🤖 AI Summary
Existing convergence analyses of gradient descent (GD) for deep neural networks often rely on the theoretical assumption that the GD mapping is non-singular—a condition typically justified under strong smoothness assumptions (e.g., Lipschitz continuity of gradients), which fail for piecewise analytic activation functions such as ReLU.
Method: Leveraging piecewise analytic function theory, measure theory, and differential geometry, we analyze the GD mapping in the weight-bias parameter space without requiring differentiability or global smoothness.

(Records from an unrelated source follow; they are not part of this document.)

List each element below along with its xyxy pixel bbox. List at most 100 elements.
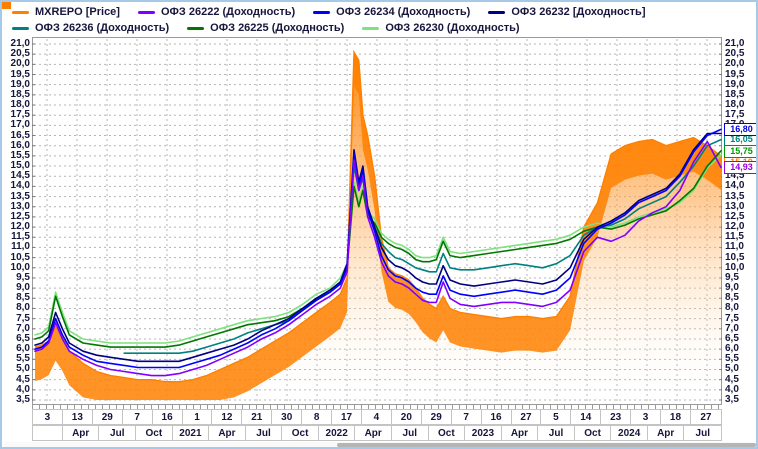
y-tick-label: 7,0 — [725, 322, 739, 334]
x-axis-month-cell: Jul — [392, 426, 429, 440]
y-tick-label: 15,5 — [10, 149, 30, 161]
series-line-5 — [34, 128, 722, 369]
plot-area[interactable] — [32, 37, 722, 405]
x-axis-month-cell-blank — [33, 426, 63, 440]
x-axis-days: 3 13 29 7 16 1 12 21 30 8 17 4 20 29 7 16 27 5 14 23 3 18 27 — [32, 409, 722, 425]
legend-item-label: ОФЗ 26225 (Доходность) — [210, 22, 345, 34]
x-axis-day-cell: 3 — [33, 410, 63, 424]
h-scrollbar[interactable] — [4, 442, 756, 447]
y-tick-label: 16,0 — [10, 139, 30, 151]
y-tick-label: 20,5 — [10, 48, 30, 60]
x-axis-day-cell: 29 — [93, 410, 123, 424]
series-line-2 — [34, 150, 722, 348]
x-axis-day-cell: 17 — [332, 410, 362, 424]
x-axis-day-cell: 27 — [700, 411, 712, 423]
y-tick-label: 18,5 — [10, 88, 30, 100]
y-tick-label: 19,5 — [725, 68, 745, 80]
plot-svg — [32, 37, 722, 405]
x-axis-day-cell: 18 — [661, 410, 691, 424]
legend-item-label: ОФЗ 26232 [Доходность] — [511, 6, 646, 18]
y-tick-label: 18,0 — [10, 99, 30, 111]
legend-item-1[interactable]: ОФЗ 26222 (Доходность) — [137, 5, 295, 19]
x-axis-day-cell: 7 — [123, 410, 153, 424]
y-tick-label: 12,5 — [10, 210, 30, 222]
y-tick-label: 9,5 — [725, 271, 739, 283]
x-axis-day-cell: 27 — [512, 410, 542, 424]
y-tick-label: 12,0 — [10, 221, 30, 233]
x-axis-month-cell: Jul — [695, 427, 710, 439]
x-axis-day-cell: 21 — [242, 410, 273, 424]
x-axis-month-cell: Apr — [648, 426, 685, 440]
y-tick-label: 6,0 — [725, 343, 739, 355]
y-tick-label: 15,0 — [10, 160, 30, 172]
x-axis-day-cell: 20 — [392, 410, 422, 424]
y-tick-label: 3,5 — [725, 394, 739, 405]
y-tick-label: 3,5 — [16, 394, 30, 405]
x-axis-day-cell: 1 — [183, 410, 213, 424]
series-line-6 — [34, 140, 722, 377]
y-tick-label: 5,5 — [725, 353, 739, 365]
y-tick-label: 14,5 — [10, 170, 30, 182]
y-tick-label: 12,5 — [725, 210, 745, 222]
x-axis-month-cell: 2024 — [611, 426, 648, 440]
x-axis-month-cell: Jul — [99, 426, 137, 440]
x-axis-month-cell: Jul — [538, 426, 575, 440]
x-axis-day-cell: 16 — [153, 410, 183, 424]
y-tick-label: 17,5 — [10, 109, 30, 121]
legend-item-5[interactable]: ОФЗ 26225 (Доходность) — [187, 21, 344, 35]
series-line-4 — [34, 132, 722, 363]
x-axis-day-cell: 16 — [482, 410, 512, 424]
y-tick-label: 10,0 — [725, 261, 745, 273]
y-tick-label: 20,0 — [10, 58, 30, 70]
x-axis-month-cell: 2021 — [173, 426, 210, 440]
h-scrollbar-thumb[interactable] — [337, 443, 756, 447]
y-tick-label: 17,5 — [725, 109, 745, 121]
series-line-1 — [34, 154, 722, 344]
legend-swatch-icon — [313, 10, 331, 14]
y-tick-label: 7,5 — [725, 312, 739, 324]
legend-item-label: ОФЗ 26236 (Доходность) — [35, 22, 170, 34]
legend-item-6[interactable]: ОФЗ 26230 (Доходность) — [362, 21, 520, 35]
legend-item-3[interactable]: ОФЗ 26232 [Доходность] — [488, 5, 645, 19]
last-price-label-4: 14,93 — [724, 161, 756, 175]
x-axis-month-cell: Apr — [63, 426, 100, 440]
x-axis-months: Apr Jul Oct 2021 Apr Jul Oct 2022 Apr Jul Oct 2023 A… — [32, 425, 722, 441]
x-axis-day-cell: 7 — [452, 410, 482, 424]
legend-swatch-icon — [137, 10, 155, 14]
x-axis-month-cell: Oct — [575, 426, 612, 440]
y-tick-label: 19,5 — [10, 68, 30, 80]
x-axis-day-cell: 23 — [601, 410, 632, 424]
y-tick-label: 17,0 — [10, 119, 30, 131]
y-tick-label: 4,5 — [16, 373, 30, 385]
x-axis-day-cell: 12 — [212, 410, 243, 424]
y-tick-label: 11,5 — [725, 231, 744, 243]
legend-item-4[interactable]: ОФЗ 26236 (Доходность) — [12, 21, 169, 35]
y-tick-label: 14,0 — [725, 180, 745, 192]
legend-item-2[interactable]: ОФЗ 26234 (Доходность) — [313, 5, 470, 19]
y-tick-label: 5,0 — [725, 363, 739, 375]
y-tick-label: 9,5 — [16, 271, 30, 283]
last-price-label-2: 15,75 — [724, 144, 756, 158]
x-axis-day-cell: 4 — [362, 410, 392, 424]
legend-swatch-icon — [362, 26, 380, 30]
y-tick-label: 20,0 — [725, 58, 745, 70]
legend-item-label: ОФЗ 26234 (Доходность) — [336, 6, 471, 18]
y-tick-label: 4,5 — [725, 373, 739, 385]
y-tick-label: 21,0 — [725, 38, 745, 49]
y-tick-label: 7,0 — [16, 322, 30, 334]
y-tick-label: 20,5 — [725, 48, 745, 60]
legend-item-0[interactable]: MXREPO [Price] — [12, 5, 120, 19]
window-corner-mark — [2, 2, 11, 9]
y-tick-label: 10,5 — [725, 251, 745, 263]
y-tick-label: 11,0 — [11, 241, 30, 253]
y-tick-label: 10,0 — [10, 261, 30, 273]
y-tick-label: 4,0 — [725, 383, 739, 395]
y-tick-label: 19,0 — [725, 78, 745, 90]
y-tick-label: 7,5 — [16, 312, 30, 324]
y-tick-label: 11,5 — [11, 231, 30, 243]
y-tick-label: 21,0 — [10, 38, 30, 49]
x-axis-day-cell: 14 — [571, 410, 602, 424]
y-tick-label: 4,0 — [16, 383, 30, 395]
y-tick-label: 9,0 — [16, 282, 30, 294]
y-tick-label: 18,5 — [725, 88, 745, 100]
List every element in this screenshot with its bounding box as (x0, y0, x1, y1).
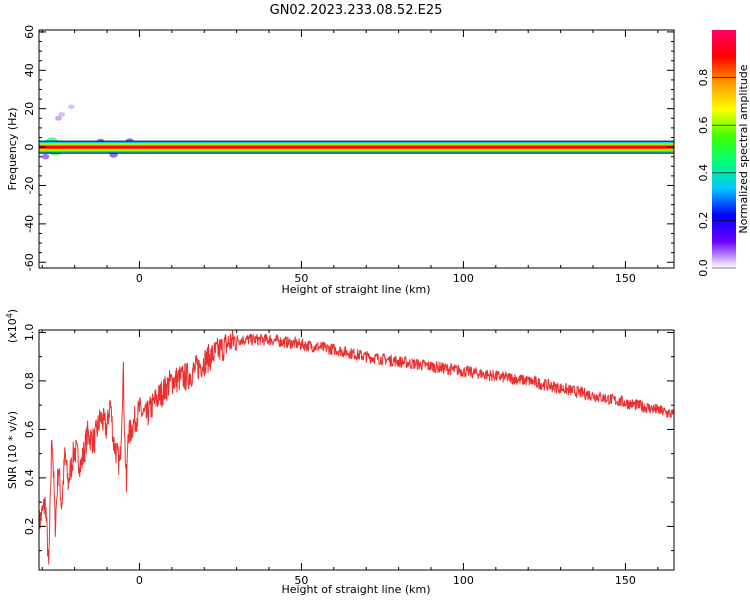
colorbar-tick-label: 0.4 (697, 164, 710, 182)
heatmap-x-axis-label: Height of straight line (km) (281, 283, 430, 296)
heatmap-y-tick-label: -40 (23, 215, 36, 233)
heatmap-ticks: 0 50 100 150 -60 -40 -20 0 20 40 60 (23, 25, 674, 285)
heatmap-y-tick-label: -60 (23, 253, 36, 271)
heatmap-x-tick-label: 0 (136, 272, 143, 285)
heatmap-y-tick-label: 0 (23, 144, 36, 151)
snr-y-tick-label: 0.4 (23, 469, 36, 487)
snr-x-tick-label: 50 (294, 574, 308, 587)
heatmap-y-tick-label: 20 (23, 102, 36, 116)
snr-y-tick-label: 0.2 (23, 518, 36, 536)
snr-series-line (39, 330, 674, 565)
colorbar-tick-label: 0.0 (697, 259, 710, 277)
heatmap-blob (41, 153, 50, 160)
heatmap-y-tick-label: -20 (23, 176, 36, 194)
heatmap-y-tick-label: 60 (23, 25, 36, 39)
heatmap-x-tick-label: 50 (294, 272, 308, 285)
figure-title: GN02.2023.233.08.52.E25 (270, 3, 443, 18)
colorbar-tick-label: 0.6 (697, 116, 710, 134)
colorbar: 0.0 0.2 0.4 0.6 0.8 Normalized spectral ampl… (697, 30, 750, 277)
snr-ticks: 0 50 100 150 0.2 0.4 0.6 0.8 1.0 (23, 324, 674, 587)
snr-y-tick-label: 1.0 (23, 324, 36, 342)
heatmap-x-tick-label: 100 (453, 272, 474, 285)
heatmap-band-core (39, 145, 674, 149)
colorbar-label: Normalized spectral amplitude (737, 64, 750, 233)
heatmap-panel: 0 50 100 150 -60 -40 -20 0 20 40 60 Height of stra… (6, 25, 675, 296)
snr-x-tick-label: 150 (615, 574, 636, 587)
heatmap-plot-frame (38, 29, 675, 269)
colorbar-ticks: 0.0 0.2 0.4 0.6 0.8 (697, 69, 736, 277)
colorbar-tick-label: 0.8 (697, 69, 710, 87)
snr-x-axis-label: Height of straight line (km) (281, 583, 430, 596)
snr-scale-label: (x104) (5, 309, 19, 343)
snr-plot-frame (38, 329, 675, 571)
snr-panel: 0 50 100 150 0.2 0.4 0.6 0.8 1.0 Height of strai… (5, 309, 675, 596)
snr-y-tick-label: 0.8 (23, 372, 36, 390)
snr-x-tick-label: 0 (136, 574, 143, 587)
snr-y-tick-label: 0.6 (23, 421, 36, 439)
heatmap-blob (54, 115, 62, 121)
snr-x-tick-label: 100 (453, 574, 474, 587)
heatmap-blob (58, 112, 66, 117)
snr-y-axis-label: SNR (10 * v/v) (6, 411, 19, 489)
heatmap-blob (68, 104, 75, 110)
colorbar-gradient (712, 30, 736, 268)
heatmap-data (39, 104, 674, 160)
heatmap-y-tick-label: 40 (23, 63, 36, 77)
heatmap-x-tick-label: 150 (615, 272, 636, 285)
colorbar-tick-label: 0.2 (697, 212, 710, 230)
heatmap-y-axis-label: Frequency (Hz) (6, 108, 19, 191)
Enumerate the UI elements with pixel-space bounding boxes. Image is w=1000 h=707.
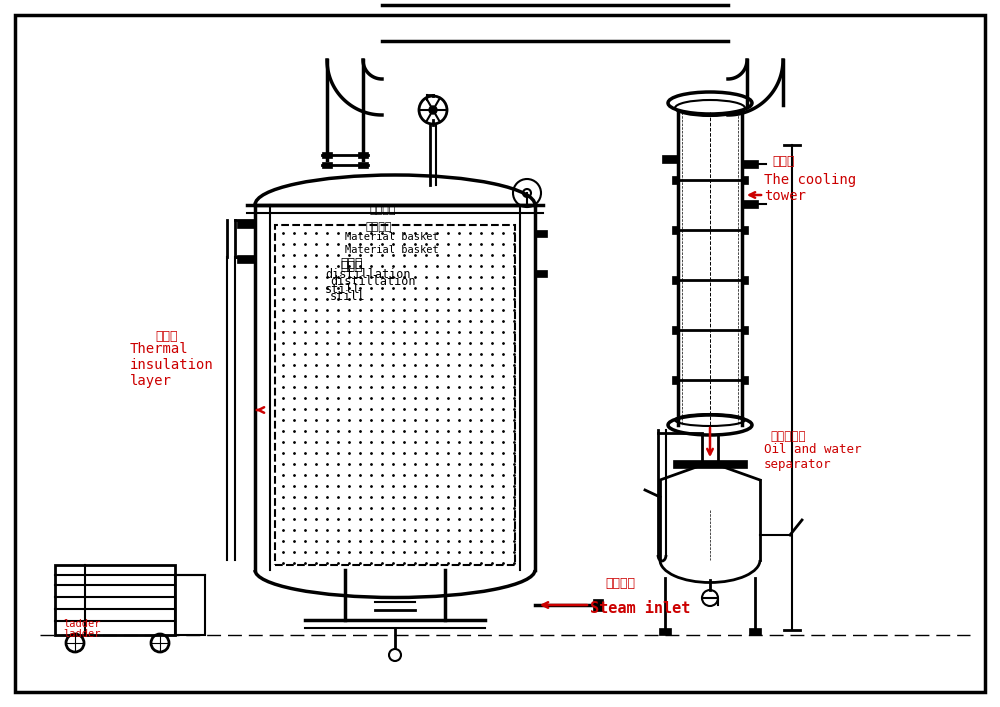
Bar: [749, 628, 761, 635]
Bar: [742, 226, 748, 234]
Text: Material basket: Material basket: [345, 232, 439, 242]
Bar: [742, 176, 748, 184]
Text: 蒸汽进口: 蒸汽进口: [605, 577, 635, 590]
Bar: [593, 599, 603, 611]
Bar: [742, 276, 748, 284]
Bar: [672, 376, 678, 384]
Text: distillation
still: distillation still: [325, 268, 411, 296]
Text: 蒸馏釜: 蒸馏釜: [340, 257, 362, 270]
Bar: [662, 155, 678, 163]
Text: 物料吵笼: 物料吵笼: [365, 222, 392, 232]
Bar: [742, 200, 758, 208]
Text: Oil and water
separator: Oil and water separator: [764, 443, 862, 471]
Bar: [672, 226, 678, 234]
Text: ladder: ladder: [63, 619, 100, 629]
Bar: [237, 220, 255, 228]
Bar: [322, 162, 332, 168]
Text: 冷凝器: 冷凝器: [772, 155, 794, 168]
Bar: [535, 230, 547, 237]
Bar: [237, 255, 255, 263]
Text: distillation
still: distillation still: [330, 275, 416, 303]
Bar: [672, 276, 678, 284]
Text: 油水分离器: 油水分离器: [770, 430, 806, 443]
Bar: [55, 565, 175, 635]
Bar: [275, 225, 515, 565]
Text: Material basket: Material basket: [345, 245, 439, 255]
Bar: [742, 160, 758, 168]
Bar: [322, 152, 332, 158]
Circle shape: [429, 106, 437, 114]
Bar: [742, 376, 748, 384]
Bar: [673, 460, 747, 468]
Text: The cooling
tower: The cooling tower: [764, 173, 856, 203]
Bar: [175, 575, 205, 635]
Bar: [358, 152, 368, 158]
Bar: [742, 326, 748, 334]
Text: 物料吵笼: 物料吵笼: [370, 205, 396, 215]
Text: ladder: ladder: [63, 629, 100, 639]
Text: 保温层: 保温层: [155, 330, 178, 343]
Bar: [672, 326, 678, 334]
Bar: [659, 628, 671, 635]
Text: Steam inlet: Steam inlet: [590, 601, 690, 616]
Text: 蒸馏釜: 蒸馏釜: [340, 260, 362, 273]
Bar: [672, 176, 678, 184]
Text: Thermal
insulation
layer: Thermal insulation layer: [130, 341, 214, 388]
Bar: [535, 270, 547, 277]
Bar: [358, 162, 368, 168]
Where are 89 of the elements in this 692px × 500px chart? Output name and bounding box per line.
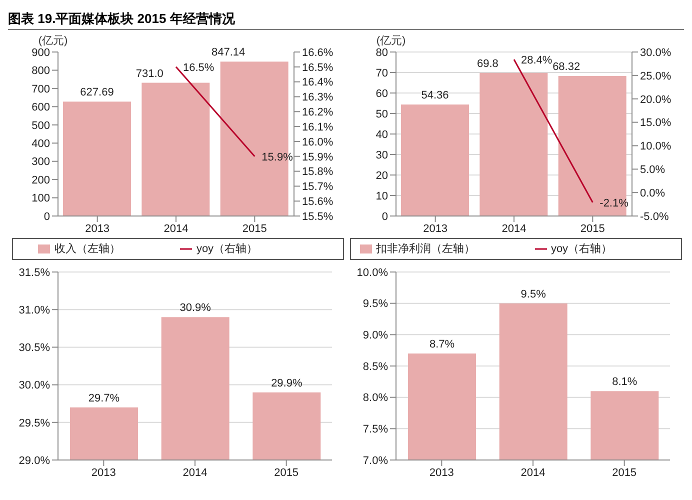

Results: We establish, for the first time, that the GD mapping is non-singular almost everywhere with respect to step size for practical architectures—including fully connected, convolutional, and softmax-attention networks—i.e., it preserves null sets. This guarantees that GD and stochastic GD avoid saddle points and converge to global minima under significantly weaker conditions than prior work. Our result substantially broadens the applicability of existing convergence guarantees beyond smooth settings, providing a more general theoretical foundation for optimization in deep learning.
📝 Abstract
The theory of training deep networks has become a central question of modern machine learning and has inspired many practical advancements. In particular, the gradient descent (GD) optimization algorithm has been extensively studied in recent years. A key assumption about GD has appeared in several recent works: the emph{GD map is non-singular} -- it preserves sets of measure zero under preimages. Crucially, this assumption has been used to prove that GD avoids saddle points and maxima, and to establish the existence of a computable quantity that determines the convergence to global minima (both for GD and stochastic GD). However, the current literature either assumes the non-singularity of the GD map or imposes restrictive assumptions, such as Lipschitz smoothness of the loss (for example, Lipschitzness does not hold for deep ReLU networks with the cross-entropy loss) and restricts the analysis to GD with small step-sizes. In this paper, we investigate the neural network map as a function on the space of weights and biases. We also prove, for the first time, the non-singularity of the gradient descent (GD) map on the loss landscape of realistic neural network architectures (with fully connected, convolutional, or softmax attention layers) and piecewise analytic activations (which includes sigmoid, ReLU, leaky ReLU, etc.) for almost all step-sizes. Our work significantly extends the existing results on the convergence of GD and SGD by guaranteeing that they apply to practical neural network settings and has the potential to unlock further exploration of learning dynamics.